Before the disposal underlying pre-tax profit for the year to 26 March 2016 fell 13% to £50.5m and underlying operating profit dropped 10% to £62.5m due to the loss of £7.9m in CPS. Revenues rose 3% to £488.2m
On a continuing operations basis, group revenue was up 7% to £454.5m, underlying operating profit increased by 2% to £70.4m and underlying profit before tax was up 2% to £58.5m.
Chief executive Martin Sutherland said the company had made good progress on its five-year strategic plan to transform into the business into a technology-led security product and service product.
“We have reorganised the business structure, increased investment in product development and new technologies, and successfully completed a manufacturing footprint review,” he said.

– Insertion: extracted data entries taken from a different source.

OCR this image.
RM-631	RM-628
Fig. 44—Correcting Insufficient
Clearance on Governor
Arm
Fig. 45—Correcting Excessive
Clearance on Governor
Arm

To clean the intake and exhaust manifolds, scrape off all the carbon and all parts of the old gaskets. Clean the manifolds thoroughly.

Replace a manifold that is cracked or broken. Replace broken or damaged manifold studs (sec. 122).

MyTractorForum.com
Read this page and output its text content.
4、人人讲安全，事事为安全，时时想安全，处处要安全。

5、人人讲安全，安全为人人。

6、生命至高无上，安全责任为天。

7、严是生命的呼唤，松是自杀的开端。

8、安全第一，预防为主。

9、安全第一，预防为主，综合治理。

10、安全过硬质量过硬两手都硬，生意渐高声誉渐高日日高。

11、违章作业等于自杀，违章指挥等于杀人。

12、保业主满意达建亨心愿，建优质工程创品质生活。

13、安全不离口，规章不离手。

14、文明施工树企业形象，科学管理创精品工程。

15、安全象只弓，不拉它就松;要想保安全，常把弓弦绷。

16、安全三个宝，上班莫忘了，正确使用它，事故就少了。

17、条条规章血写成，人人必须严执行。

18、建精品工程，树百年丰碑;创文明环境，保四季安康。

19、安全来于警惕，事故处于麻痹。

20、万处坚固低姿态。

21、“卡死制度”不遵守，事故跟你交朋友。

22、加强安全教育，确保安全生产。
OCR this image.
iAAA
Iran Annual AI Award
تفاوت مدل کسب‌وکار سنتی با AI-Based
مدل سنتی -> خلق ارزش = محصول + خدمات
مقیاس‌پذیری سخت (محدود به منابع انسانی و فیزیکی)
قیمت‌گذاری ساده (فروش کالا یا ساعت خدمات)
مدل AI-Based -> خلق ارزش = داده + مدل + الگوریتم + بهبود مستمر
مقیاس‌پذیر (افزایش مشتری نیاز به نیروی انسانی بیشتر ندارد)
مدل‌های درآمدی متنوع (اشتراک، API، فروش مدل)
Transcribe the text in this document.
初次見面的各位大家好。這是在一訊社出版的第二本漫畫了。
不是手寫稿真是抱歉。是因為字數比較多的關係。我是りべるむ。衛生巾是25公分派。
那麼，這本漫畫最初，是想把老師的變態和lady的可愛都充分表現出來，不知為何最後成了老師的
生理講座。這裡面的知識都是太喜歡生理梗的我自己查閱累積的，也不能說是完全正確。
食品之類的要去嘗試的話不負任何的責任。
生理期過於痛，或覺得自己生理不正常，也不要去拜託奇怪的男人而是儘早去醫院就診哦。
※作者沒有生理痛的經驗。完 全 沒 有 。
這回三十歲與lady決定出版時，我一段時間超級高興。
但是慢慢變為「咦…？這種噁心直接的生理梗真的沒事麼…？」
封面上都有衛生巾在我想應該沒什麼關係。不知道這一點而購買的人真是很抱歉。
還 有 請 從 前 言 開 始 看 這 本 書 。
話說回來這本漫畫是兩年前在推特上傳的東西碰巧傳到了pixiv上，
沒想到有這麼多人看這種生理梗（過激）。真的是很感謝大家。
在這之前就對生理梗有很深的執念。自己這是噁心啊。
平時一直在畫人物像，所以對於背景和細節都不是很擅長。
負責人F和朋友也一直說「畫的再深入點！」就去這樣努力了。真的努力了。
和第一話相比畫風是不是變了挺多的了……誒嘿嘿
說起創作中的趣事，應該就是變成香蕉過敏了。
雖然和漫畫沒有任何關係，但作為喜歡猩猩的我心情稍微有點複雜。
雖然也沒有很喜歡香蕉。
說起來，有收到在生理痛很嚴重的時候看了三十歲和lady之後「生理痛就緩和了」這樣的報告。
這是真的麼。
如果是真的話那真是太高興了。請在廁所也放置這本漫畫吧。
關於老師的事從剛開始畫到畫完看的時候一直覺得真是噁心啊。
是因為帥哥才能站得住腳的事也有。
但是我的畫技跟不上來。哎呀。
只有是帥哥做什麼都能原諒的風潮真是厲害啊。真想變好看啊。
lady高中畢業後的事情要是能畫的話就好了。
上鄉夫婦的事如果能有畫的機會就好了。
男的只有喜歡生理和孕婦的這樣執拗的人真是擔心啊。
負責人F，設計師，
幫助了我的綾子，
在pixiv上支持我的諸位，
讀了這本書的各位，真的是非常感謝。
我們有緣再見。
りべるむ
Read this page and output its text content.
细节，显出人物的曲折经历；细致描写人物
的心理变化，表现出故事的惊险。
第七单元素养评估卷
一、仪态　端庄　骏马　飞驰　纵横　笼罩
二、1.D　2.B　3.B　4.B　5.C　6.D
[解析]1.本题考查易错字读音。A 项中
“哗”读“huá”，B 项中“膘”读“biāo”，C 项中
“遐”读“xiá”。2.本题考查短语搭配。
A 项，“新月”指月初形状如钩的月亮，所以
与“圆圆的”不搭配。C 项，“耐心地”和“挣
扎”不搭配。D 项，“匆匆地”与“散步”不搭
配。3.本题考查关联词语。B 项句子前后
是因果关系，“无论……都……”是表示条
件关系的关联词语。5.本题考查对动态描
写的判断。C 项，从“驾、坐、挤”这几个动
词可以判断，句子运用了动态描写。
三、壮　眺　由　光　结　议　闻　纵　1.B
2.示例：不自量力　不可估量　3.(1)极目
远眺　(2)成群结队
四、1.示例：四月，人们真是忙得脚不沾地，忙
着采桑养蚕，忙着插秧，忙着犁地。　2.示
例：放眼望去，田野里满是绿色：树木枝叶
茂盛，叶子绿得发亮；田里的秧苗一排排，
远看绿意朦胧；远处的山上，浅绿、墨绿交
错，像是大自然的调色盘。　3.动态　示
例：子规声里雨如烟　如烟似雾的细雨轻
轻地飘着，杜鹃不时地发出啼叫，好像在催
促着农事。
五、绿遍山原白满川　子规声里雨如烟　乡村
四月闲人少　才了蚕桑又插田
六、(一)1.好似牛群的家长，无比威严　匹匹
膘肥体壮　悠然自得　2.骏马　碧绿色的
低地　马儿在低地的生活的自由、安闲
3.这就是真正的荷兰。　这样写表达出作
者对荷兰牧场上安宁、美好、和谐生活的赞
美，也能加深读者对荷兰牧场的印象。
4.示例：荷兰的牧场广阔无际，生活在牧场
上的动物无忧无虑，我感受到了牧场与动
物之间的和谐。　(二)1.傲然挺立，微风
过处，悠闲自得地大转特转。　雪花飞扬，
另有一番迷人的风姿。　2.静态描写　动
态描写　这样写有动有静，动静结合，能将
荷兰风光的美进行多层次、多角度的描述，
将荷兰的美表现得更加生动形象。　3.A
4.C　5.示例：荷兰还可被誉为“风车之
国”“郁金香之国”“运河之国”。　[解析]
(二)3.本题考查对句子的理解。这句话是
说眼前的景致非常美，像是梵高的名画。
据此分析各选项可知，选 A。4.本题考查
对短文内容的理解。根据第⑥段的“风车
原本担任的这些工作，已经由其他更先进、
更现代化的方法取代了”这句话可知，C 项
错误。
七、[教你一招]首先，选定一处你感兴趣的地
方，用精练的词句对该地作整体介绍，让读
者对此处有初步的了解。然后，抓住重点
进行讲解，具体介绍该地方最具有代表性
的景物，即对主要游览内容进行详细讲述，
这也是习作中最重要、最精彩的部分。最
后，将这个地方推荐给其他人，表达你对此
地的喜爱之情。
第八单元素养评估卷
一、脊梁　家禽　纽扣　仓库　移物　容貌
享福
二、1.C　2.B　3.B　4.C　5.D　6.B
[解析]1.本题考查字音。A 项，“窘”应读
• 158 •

The manufacturing footprint review concluded that the company could achieve more than £13m of annual savings from fiscal year 2018-19 by reducing the number of print lines and consolidating banknote production into four centres. The group said it will reduce banknote print production capacity from eight billion to six billion notes a year, matching current and long term average market demand.
“Some rare good news here of late with the favourable 13 April update and the CEO delivering in terms of his promise if necessary to sell/close CPS,” said Numis analyst Charles Pick.
“We also like the good start to the new strategy execution. However, there are negatives too: pre-tax profit could be -16.9% this full year before rebounding as cost savings from the manufacturing footprint review mount.”
Pick said reasons for caution in this current fiscal year include: the boost to last year’s fourth quarter results from atypically long production runs for banknotes with low wastage rates; the high margin security features contract that ended last December; and the possibility that earnings before interest and tax at Identity Solutions could be lower year-on-year.
“It is also probable that net debt will now trend higher, given extra capex and other costs for the manufacturing footprint review. This said, the CEO is a man with a definite plan and a strategy that looks likely to revitalise De La Rue, whilst by full year 2018/19 pre-tax profit ought to considerably surpass the 2015/16 outturn and upgraded free cash flow should enable some pay down then of net debt.”
Shares were down 3.12% to 542.50p at 1321 BST.